Salima Mangani
There comes a moment in the life of faith when the silence of heaven becomes louder than any promise ever spoken.
It is the moment when the vision seems to mock you; when the clock ticks mercilessly forward; and when the God you have served faithfully appears to be the one who has forgotten you.
If you are in that moment; if your hands are tired from holding on; and your heart is bruised from unanswered prayers, then this article is for you.
This is not a sermon from someone who has arrived. This is a letter from the valley, written by a hand that trembles, to a heart that understands.
Baruch Atah Adonai!
I know you’re tired. I can feel it in the way you whisper now, not the bold declarations you once made, but something quieter, wearier. The worldly thoughts are beginning to creep in. Lord when? I hear it in your prayers.
You earnestly seek Him. You pray, you tithe, you are faithful in your dealings with men. You don’t live in righteousness during the day and worship pagans during the night. You are not ashamed of the gospel. But yet, it’s not happening.
Four years ago, five years ago, even 15, He gave you a vision and said, “Write it upon a tablet and wait for it, though it tarries, wait, for it will not delay”.
But yet, time is moving. You are racing against the biological clock, against age.
Your parents are getting old. With each day you wake with frail hope, holding your breath because the words He once spoke, “The plans I have for you to prosper you and not to harm you” (Jeremiah 29:11): are slowly becoming blurry, like a promise written in rain.
Everything you were afraid of happening, simply happened. Hush, my love!
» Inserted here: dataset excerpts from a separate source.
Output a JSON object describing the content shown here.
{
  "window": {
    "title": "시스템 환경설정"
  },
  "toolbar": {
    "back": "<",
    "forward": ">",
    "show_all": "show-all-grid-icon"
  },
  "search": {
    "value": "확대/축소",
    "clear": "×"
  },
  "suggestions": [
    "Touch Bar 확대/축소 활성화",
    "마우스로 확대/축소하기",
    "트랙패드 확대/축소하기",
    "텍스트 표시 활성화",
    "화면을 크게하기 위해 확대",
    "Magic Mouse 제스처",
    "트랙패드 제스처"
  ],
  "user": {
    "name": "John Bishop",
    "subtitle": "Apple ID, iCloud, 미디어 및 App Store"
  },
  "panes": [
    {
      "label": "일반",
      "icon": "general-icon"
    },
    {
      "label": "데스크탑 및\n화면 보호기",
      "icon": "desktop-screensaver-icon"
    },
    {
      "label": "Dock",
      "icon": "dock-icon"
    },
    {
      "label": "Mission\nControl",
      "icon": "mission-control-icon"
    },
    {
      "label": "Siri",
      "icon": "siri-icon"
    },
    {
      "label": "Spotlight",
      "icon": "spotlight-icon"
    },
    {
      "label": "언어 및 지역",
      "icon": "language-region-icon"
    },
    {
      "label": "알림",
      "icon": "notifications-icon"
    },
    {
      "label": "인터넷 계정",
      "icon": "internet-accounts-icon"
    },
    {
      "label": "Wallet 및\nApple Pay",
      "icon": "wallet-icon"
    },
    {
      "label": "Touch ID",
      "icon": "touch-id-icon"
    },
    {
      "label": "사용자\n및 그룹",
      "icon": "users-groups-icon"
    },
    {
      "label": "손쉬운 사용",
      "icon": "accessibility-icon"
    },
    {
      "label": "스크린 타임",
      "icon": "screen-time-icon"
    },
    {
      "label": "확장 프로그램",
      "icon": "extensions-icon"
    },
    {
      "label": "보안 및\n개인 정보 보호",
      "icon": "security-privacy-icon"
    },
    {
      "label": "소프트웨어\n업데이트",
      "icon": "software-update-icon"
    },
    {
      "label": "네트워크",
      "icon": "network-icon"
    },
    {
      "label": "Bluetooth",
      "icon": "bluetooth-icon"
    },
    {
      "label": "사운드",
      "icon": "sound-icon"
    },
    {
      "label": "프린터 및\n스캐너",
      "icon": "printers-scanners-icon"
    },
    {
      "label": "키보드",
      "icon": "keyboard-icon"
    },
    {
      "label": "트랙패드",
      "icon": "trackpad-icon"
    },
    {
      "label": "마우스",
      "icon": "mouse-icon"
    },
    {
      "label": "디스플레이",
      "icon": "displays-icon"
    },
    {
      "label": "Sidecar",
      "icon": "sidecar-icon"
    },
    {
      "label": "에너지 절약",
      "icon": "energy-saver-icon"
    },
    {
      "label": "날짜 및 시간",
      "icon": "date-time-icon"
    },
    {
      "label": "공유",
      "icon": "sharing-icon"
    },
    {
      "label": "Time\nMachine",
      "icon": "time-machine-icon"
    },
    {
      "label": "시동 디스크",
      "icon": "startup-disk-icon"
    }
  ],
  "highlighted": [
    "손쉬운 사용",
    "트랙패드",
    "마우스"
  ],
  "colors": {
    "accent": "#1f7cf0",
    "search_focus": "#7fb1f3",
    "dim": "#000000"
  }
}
Jesus Christ said, “In this world you will have trouble. But take heart! I have overcome the world” (John 16:33).
He also said, “If the world hates you, keep in mind that it hated me first” (John 15:18). I know what it feels like now. Practicing your faith loudly has become like an embarrassment ritual. I can hear them: the whispers behind your back, the raised eyebrows during your prayers.
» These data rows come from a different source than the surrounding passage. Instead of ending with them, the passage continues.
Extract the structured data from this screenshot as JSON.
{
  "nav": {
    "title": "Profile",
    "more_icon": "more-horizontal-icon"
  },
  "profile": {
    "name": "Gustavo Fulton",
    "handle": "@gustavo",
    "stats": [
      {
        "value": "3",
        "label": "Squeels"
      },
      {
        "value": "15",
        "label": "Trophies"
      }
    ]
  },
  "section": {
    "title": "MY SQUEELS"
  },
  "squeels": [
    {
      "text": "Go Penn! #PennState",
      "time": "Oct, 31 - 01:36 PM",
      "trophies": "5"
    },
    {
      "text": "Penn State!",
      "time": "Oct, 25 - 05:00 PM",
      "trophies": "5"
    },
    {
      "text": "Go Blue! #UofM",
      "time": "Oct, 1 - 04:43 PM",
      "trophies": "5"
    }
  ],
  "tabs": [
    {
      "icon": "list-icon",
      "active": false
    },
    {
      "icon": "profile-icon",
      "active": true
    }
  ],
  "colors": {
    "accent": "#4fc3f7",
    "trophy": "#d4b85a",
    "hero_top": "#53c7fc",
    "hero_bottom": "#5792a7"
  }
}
If she prays like that, why is God silent on her? Take heart, my love. Your saviour went through the same right at the moment He was about to utter the most beautiful words ever spoken: “It is finished.”
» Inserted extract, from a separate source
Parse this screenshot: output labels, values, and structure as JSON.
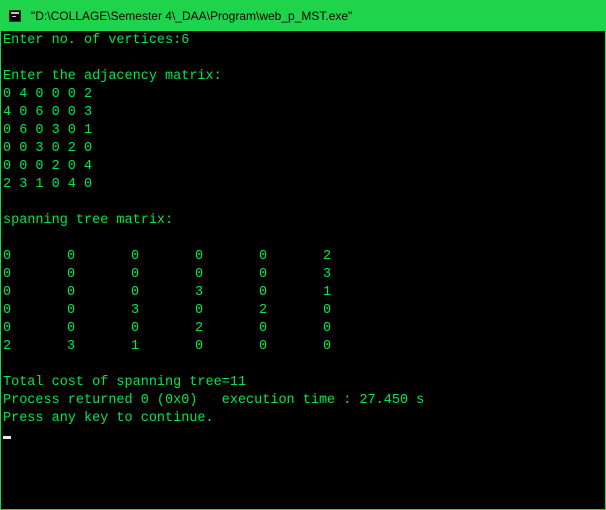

Instead of honour, they gave Him mockery: “You who are going to destroy the temple and build it in three days, save yourself! Come down from the cross, if you are the Son of God!” (Matthew 27:40)
Why are you not married yet, but you serve in church? Why don’t you have a car?
You’ve been serving your God for way too long. There is a traditional healer I know who can help you with this area of your life.
Even the church leaders, the ones you trusted, have told you that “it’s spiritual.” You’ve cast that demon out a million times. You’ve divorced that spiritual spouse a million times. Yet the Bible makes it clear:
“They overcame him by the blood of the Lamb and by the word of their testimony; they did not love their lives so much as to shrink from death” (Revelation 12:11)
So, what now?
You are drained. You are tired. If you are honest with yourself, you certainly dislike God now. There, I said it—the thought you were too afraid to speak into the air. It sits heavy in your chest, but I’m inviting you to stop pretending.
I understand. The world can become really harsh, but it’s not for the benefit of the world, it is for God. Let us remind ourselves: if Jesus had decided to give up, God would have sent an army of angels right at that moment and they would have destroyed everything. But He endured a little longer. He suffered the grave, not just for me but for you too.
Where would we be if He had actually come down from the cross?
Look, they were asking Him to do a simple task. What’s harder? Coming down from a cross, or spending three days in a tomb and rising from the dead with no voice calling, “Jesus, come out of the grave”? No “Talitha cumi.” Just the silent power of a God who keeps His word even when no one is watching.
So, take a deep breath, relax and ask yourself, “What is God trying to teach me in this season?”
Is it patience, long suffering, humility, or gentleness? What is it really? Why has this been so long? Is it because there is something I’m failing to let go? Are there idols I’m holding on to that are weighing me down? Is it unforgiveness? Is it malice? Is it pride? Is it sin? What is it that I’m not doing that I’m supposed to be doing that may be delaying me?
What should you do when the world asks you where your God is because your life isn’t producing the results it must?
“If you are the Son of God, tell this stone to become bread.” … “If you are the Son of God, throw yourself down from here. For it is written: ‘He will command His angels concerning you to guard you carefully’” (Luke 4:3, 9–10.
Our saviour didn’t engage. He didn’t perform. He responded with wisdom. He quoted Scripture. He stood firm. Do not bend yourself trying to explain your relationship with God to the crowd that crucified a perfect man.
God’s timing is perfect. He lays foundations that do not shake. He has never lost a battle. Even if the world has its own timing, God lives outside of time. He is everything that we are not. So, stay at His feet. Stay in the Word.
It doesn’t have to make sense, because from the moment He said, “Let there be light” (Genesis 1:3), there is no single day the world has had a light crisis.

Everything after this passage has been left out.